The petitioners have set up as a reason for the reversal of the Commission’s order the excellence of the pump as a means for storing and delivering gasoline. But the Commission has not attacked the pump. On the contrary, it admits the pump’s many advantages and great utility. It denies, however, the right of the petitioners to make unlawful contracts with respect thereto, or otherwise to use it as a means of stifling competition. The petitioners further urge that the restrictive clause is the only method by which they are enabled to use and adequately protect their trade-mark. Even if this contention were *93supported by the evidence, it would be ineffective, for the petitioners are not at liberty to violate the law of the land, whatever proper result may be the consequence of their so doing. The evidence, however, discloses that many pumps are owned by retailers, yet there is no evidence that the name of the gasoline being sold through such pumps is not exhibited in the same manner as it is on the leased pumps. Nor is there any evidence that in such cases the gasoline of one wholesaler has been sold as the gasoline of another. These last contentions of the petitioners are, in my judgment, wholly irrelevant to either of the two issues presented with respect to section 3 of the Clayton Act.
Again, the petitioners contend that by means of the leases in question the number of retailers has' been substantially enlarged, and competition thereby increased rather than lessened. If it he a fact that by means of the leases the number of retailers has been increased, such increase was beyond question due to the nominal rental and not to the tying clause, and the tying clause is none the less invalid, even though accompanied by other clauses that are valid.
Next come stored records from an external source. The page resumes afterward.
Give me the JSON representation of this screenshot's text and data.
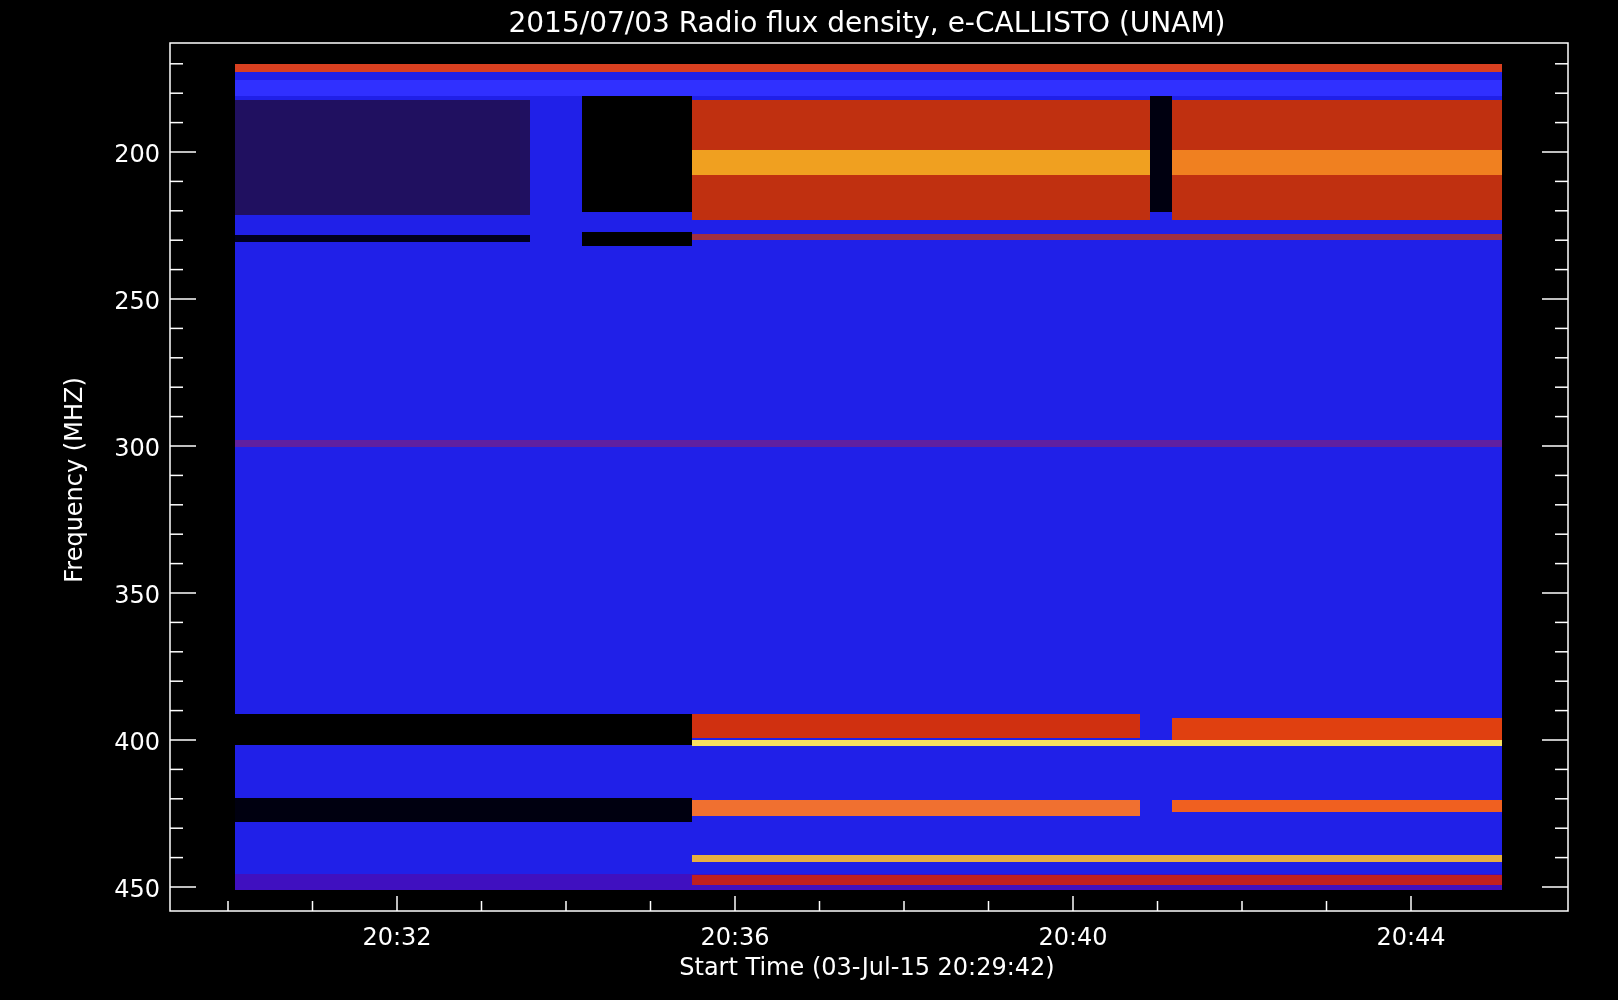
{
  "title": "2015/07/03  Radio flux density, e-CALLISTO (UNAM)",
  "plot": {
    "ylabel": "Frequency (MHZ)",
    "xlabel": "Start Time (03-Jul-15 20:29:42)",
    "yticks": [
      "200",
      "250",
      "300",
      "350",
      "400",
      "450"
    ],
    "xticks": [
      "20:32",
      "20:36",
      "20:40",
      "20:44"
    ]
  }
}
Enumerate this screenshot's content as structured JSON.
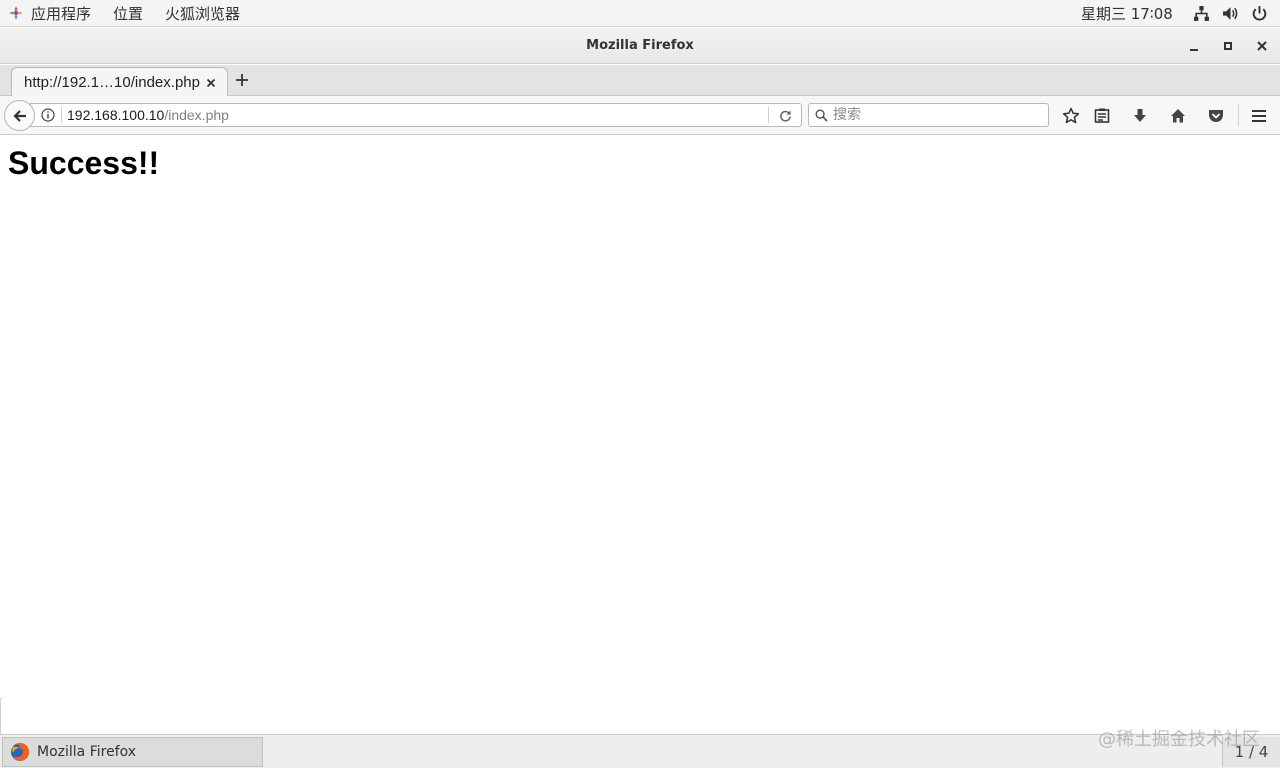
{
  "topbar": {
    "menus": [
      "应用程序",
      "位置",
      "火狐浏览器"
    ],
    "clock": "星期三 17∶08",
    "icons": [
      "network-icon",
      "volume-icon",
      "power-icon"
    ]
  },
  "window": {
    "title": "Mozilla Firefox"
  },
  "tabs": [
    {
      "title": "http://192.1…10/index.php",
      "active": true
    }
  ],
  "navbar": {
    "url_host": "192.168.100.10",
    "url_path": "/index.php",
    "search_placeholder": "搜索"
  },
  "page": {
    "heading": "Success!!"
  },
  "taskbar": {
    "item_label": "Mozilla Firefox",
    "workspace": "1 / 4"
  },
  "watermark": "@稀土掘金技术社区"
}
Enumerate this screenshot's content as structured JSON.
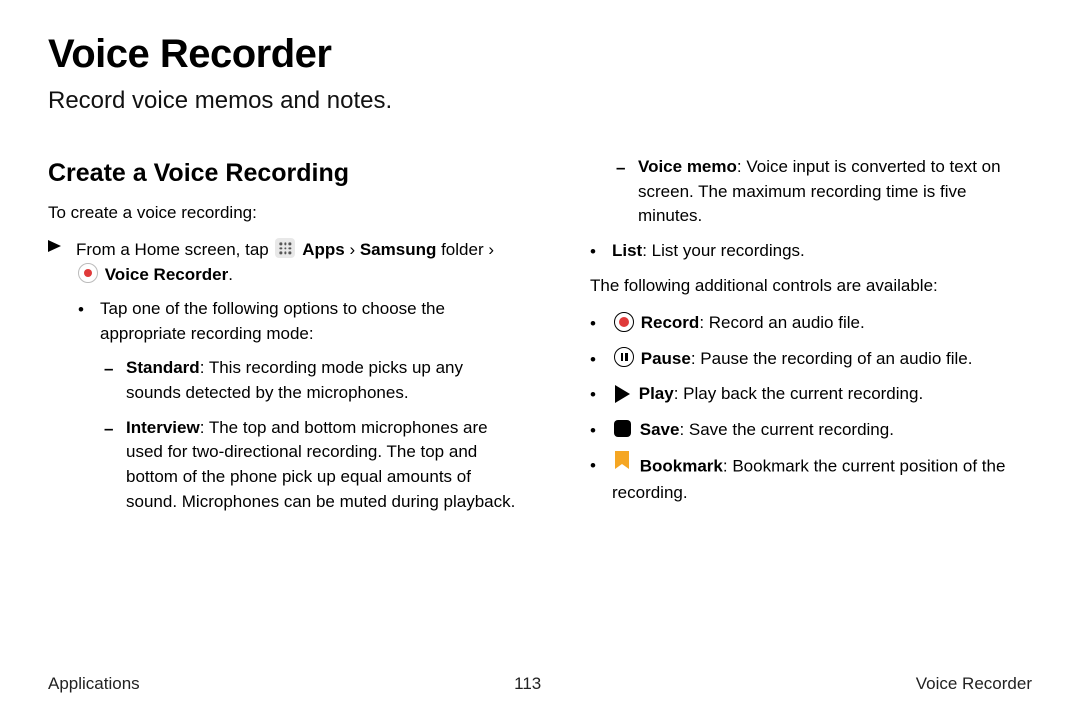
{
  "title": "Voice Recorder",
  "subtitle": "Record voice memos and notes.",
  "section": {
    "heading": "Create a Voice Recording",
    "intro": "To create a voice recording:"
  },
  "nav": {
    "prefix": "From a Home screen, tap",
    "apps_label": "Apps",
    "sep1": " › ",
    "samsung_label": "Samsung",
    "folder_text": " folder",
    "sep2": " › ",
    "vr_label": "Voice Recorder"
  },
  "modes_intro": "Tap one of the following options to choose the appropriate recording mode:",
  "modes": {
    "standard": {
      "name": "Standard",
      "desc": ": This recording mode picks up any sounds detected by the microphones."
    },
    "interview": {
      "name": "Interview",
      "desc": ": The top and bottom microphones are used for two-directional recording. The top and bottom of the phone pick up equal amounts of sound. Microphones can be muted during playback."
    },
    "voicememo": {
      "name": "Voice memo",
      "desc": ": Voice input is converted to text on screen. The maximum recording time is five minutes."
    }
  },
  "list_item": {
    "name": "List",
    "desc": ": List your recordings."
  },
  "controls_intro": "The following additional controls are available:",
  "controls": {
    "record": {
      "name": "Record",
      "desc": ": Record an audio file."
    },
    "pause": {
      "name": "Pause",
      "desc": ": Pause the recording of an audio file."
    },
    "play": {
      "name": "Play",
      "desc": ": Play back the current recording."
    },
    "save": {
      "name": "Save",
      "desc": ": Save the current recording."
    },
    "bookmark": {
      "name": "Bookmark",
      "desc": ": Bookmark the current position of the recording."
    }
  },
  "footer": {
    "left": "Applications",
    "center": "113",
    "right": "Voice Recorder"
  }
}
Furthermore, each increase obtained by the nominal rental was simultaneously monopolized by the tying clause, and competition thereby lessened and not increased.
Although not differing from the majority of the court as to the legal principles by which the correctness of the second paragraph of the Commission’s order should be tested, yet I find myself not in full accord with their ultimate decision, for the only conclusion that I am able to reach by applying those principles of law to the facts of these cases is that the effect of the restrictive covenant has been, now is, and so “may be,” to substantially lessen competition; that the practical effect of that covenant is to prevent the “one-pump” retailer from using or dealing in the gasoline of a competitor of his lessor; and that, consequently, all “one-pump” leases are in violation of section 3 of the Clayton Act, and invalid.